The invention relates to a type of voltage supplying apparatus specifically designed to use fuel cell as the voltage supplying source for the apparatus.
With the diminishing of global energy source and the rising of environmental protection, conventional energy sources such as gasoline and combustion are becoming more inadequate. Therefore, many researches have been focusing on the development of new energy sources, fuel cell being the main focus.
Emphasis has been put on fuel cell because of its unique features that are in tune with the modern trend for energy: efficiency, cleanness, and quietness. The efficiency of fuel cell system is extremely high, exceeding over 40% efficiency. Combine with cogeneration technique to recycle the heat produced from the reaction and fuel cell can achieve 80% efficiency. In term of cleanness, fuel cell does not produce any kind pollutants during the energy producing process, including voice pollution. Fuel cell can be applied to different fields including electricity, industry, transportation, space industry, and military. Application can be found in power plant, back-up battery, portable power supply, forklift, robot, electric cars, small submarine and even powers for space shuttles.
But fuel cell itself still has some problems, one of them being polarized dependency loss. Due to the inner chemical characteristic of fuel cells, when fuel cells are connected to a load, the voltage of the connected side is easy to alter with the load current. Also, the ratio of alteration can reach 50%. When the load current increases, the amount of change of the fuel cell also increases. Therefore, usually the direct output voltage of the fuel cell is not used. Instead, techniques of power electronics will be used first to stabilize output voltage from the fuel cell. Then, the stabilized voltage will be output for further use. For example, the technique of high frequency switching can be applied, using a DC-DC voltage converter to stabilize the voltage output by the fuel cell.
FIG. 1 demonstrates including a DC voltage supplying device 100, a DC-AC voltage converter, and an Auxiliary Battery 108. DC-AC voltage converter 206 can accept DC voltage supplied by DC voltage supplying device 100 or Auxiliary Battery 108. Then, it can convert the accepted DC voltage to AC output voltage 110. This AC output voltage 110 can be used on many applications, such as e-vehicles or household electricity supplies, etc.
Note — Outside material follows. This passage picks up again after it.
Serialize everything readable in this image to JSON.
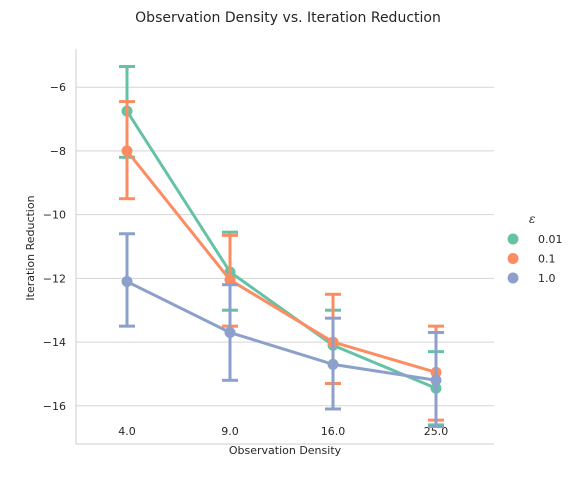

Special attention should be paid that the voltage source output from DC voltage supplying device 100 is produced by a fuel cell 102. However, the voltage output from fuel cell 102 is not directly used as the output voltage for DC voltage supplying device. Intead, it has to be stabilized by a DC-DC voltage converter 104 before it can be used as the output voltage for DC voltage supplying device 100. Fuel cell 102 and DC-DC voltage converter 104 are connected in series. In other words, the output voltage from the fuel cell must be completely processed by the DC/DC converter before it can be output. Nevertheless, there are usually some energy losses when DC-DC voltage converter 104 is put to work. Therefore, when DC-DC voltage converter is stabilizing the output voltage from fuel cell 102, some part of the voltage energy is wasted, causing a decrease in efficiency.
Thus, in voltage supplying devices those use fuel cells as voltage sources, a circuit structure that can lower the energy losses is needed, in order to raise the efficiency of electrical energy used.